Mayoritas dari mereka beroperasi di area tempat usaha yang termasuk objek pajak parkir, sehingga rawan menimbulkan kerugian bagi pemilik usaha.
Baca Juga: TKBM yang Hilang saat Insiden Kapal Pasific 88 di Surabaya Ditemukan Meninggal
“112 jukir diamankan. Rata-rata mereka beroperasi di lokasi pajak parkir,” kata Wali Kota Surabaya Eri Cahyadi di Balai Kota, Jumat (12/12/2025).
Eri menegaskan penertiban dilakukan untuk menjaga transparansi pengelolaan parkir, sekaligus melindungi pemilik usaha dari potensi manipulasi pendapatan.
“Sering terjadi selisih pendapat antara yang punya lahan dan pengelolanya. Maka harus diselesaikan,” ujarnya.
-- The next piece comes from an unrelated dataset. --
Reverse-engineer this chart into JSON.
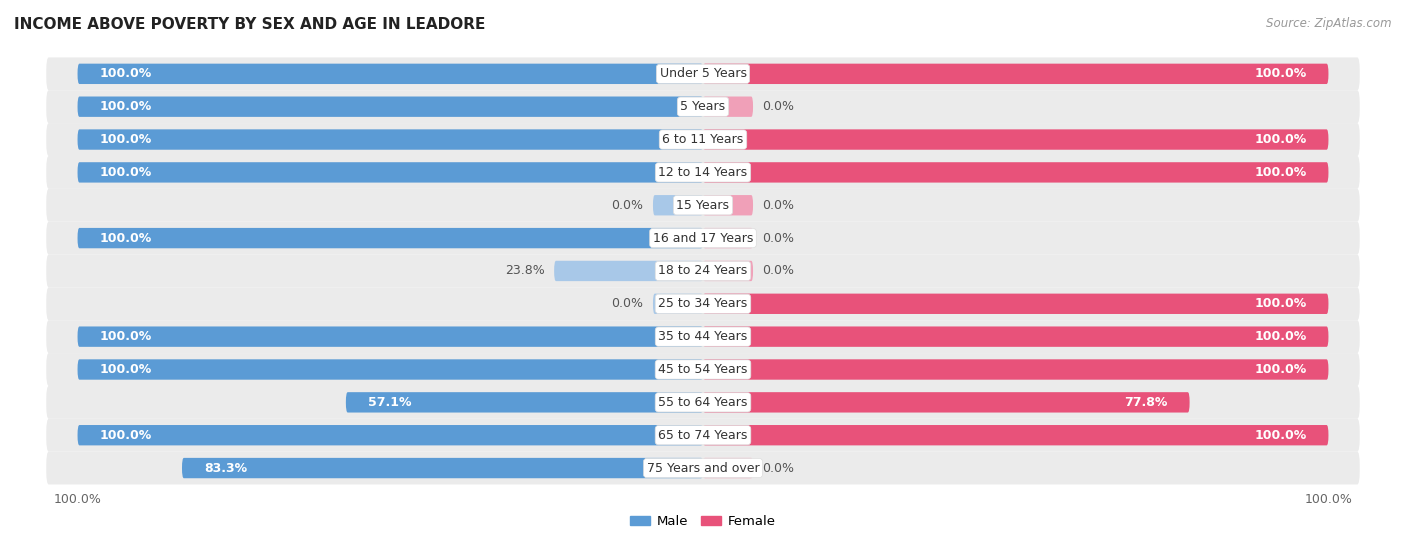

Menurutnya, perbedaan laporan pendapatan muncul karena masih ada titik parkir yang tidak menggunakan sistem pencatatan digital.
Eri menilai celah ketidaksesuaian data hanya dapat ditutup dengan sistem One Gate System atau palang parkir otomatis.
“Kalau tidak pakai palang, pasti ada perbedaan. Jukir bilang 10 kendaraan, pemilik usaha bilang 15. Jalan satu-satunya ya palang parkir,” tegasnya.
Ia meminta pemilik usaha segera melapor apabila menemukan jukir tak beratribut resmi atau tarif parkir yang tak sesuai ketentuan.
Baca Juga: Kapal Pacific 88 Kecelakaan di Tanjung Perak Surabaya: Kontainer Berjatuhan ke Laut, 1 TKBM Hilang
“Konsumen bisa malas datang kalau jukir tidak pakai rompi atau tarifnya ngawur. Kalau pemilik usaha lapor, Polrestabes pasti tindak,” katanya.
Penertiban jukir liar juga menjadi bagian dari pembenahan besar menuju transaksi parkir non-tunai (cashless) yang ditargetkan berjalan penuh pada 2026.
Eri menegaskan uang tunai menjadi sumber utama ketidaksesuaian laporan.
“Satu-satunya jalan adalah cashless. Bisa e-toll atau parkir berlangganan,” tuturnya.
Pemkot menyiapkan berbagai opsi pembayaran, mulai e-toll, QRIS, hingga parkir berlangganan. Pada tahap uji coba, pembayaran tunai tetap akan dibuka untuk melihat kebiasaan pengguna.
Baca Juga: Wali Kota Surabaya Minta Pengusaha Lapor Jika Lahannya Dipakai Parkir Oknum Tanpa Izin
“Nanti terlihat mana yang lebih banyak dipakai, tunai atau non-tunai,” imbuhnya.
Untuk memastikan sistem yang dipilih sesuai kebutuhan warga, Pemkot berencana menggelar polling publik pada akhir Desember 2025 atau awal Januari 2026.
“Saya ingin membangun Surabaya dari keinginan masyarakatnya. Nanti dikasih empat pilihan metode pembayaran, kita lihat polling-nya,” kata Eri.
Ia menegaskan bahwa arah pembangunan Surabaya harus lahir dari partisipasi warga.
“Ayo bangun Surabaya bareng-bareng. Kita ingin meninggalkan kota ini dalam keadaan baik untuk anak cucu,” pungkasnya.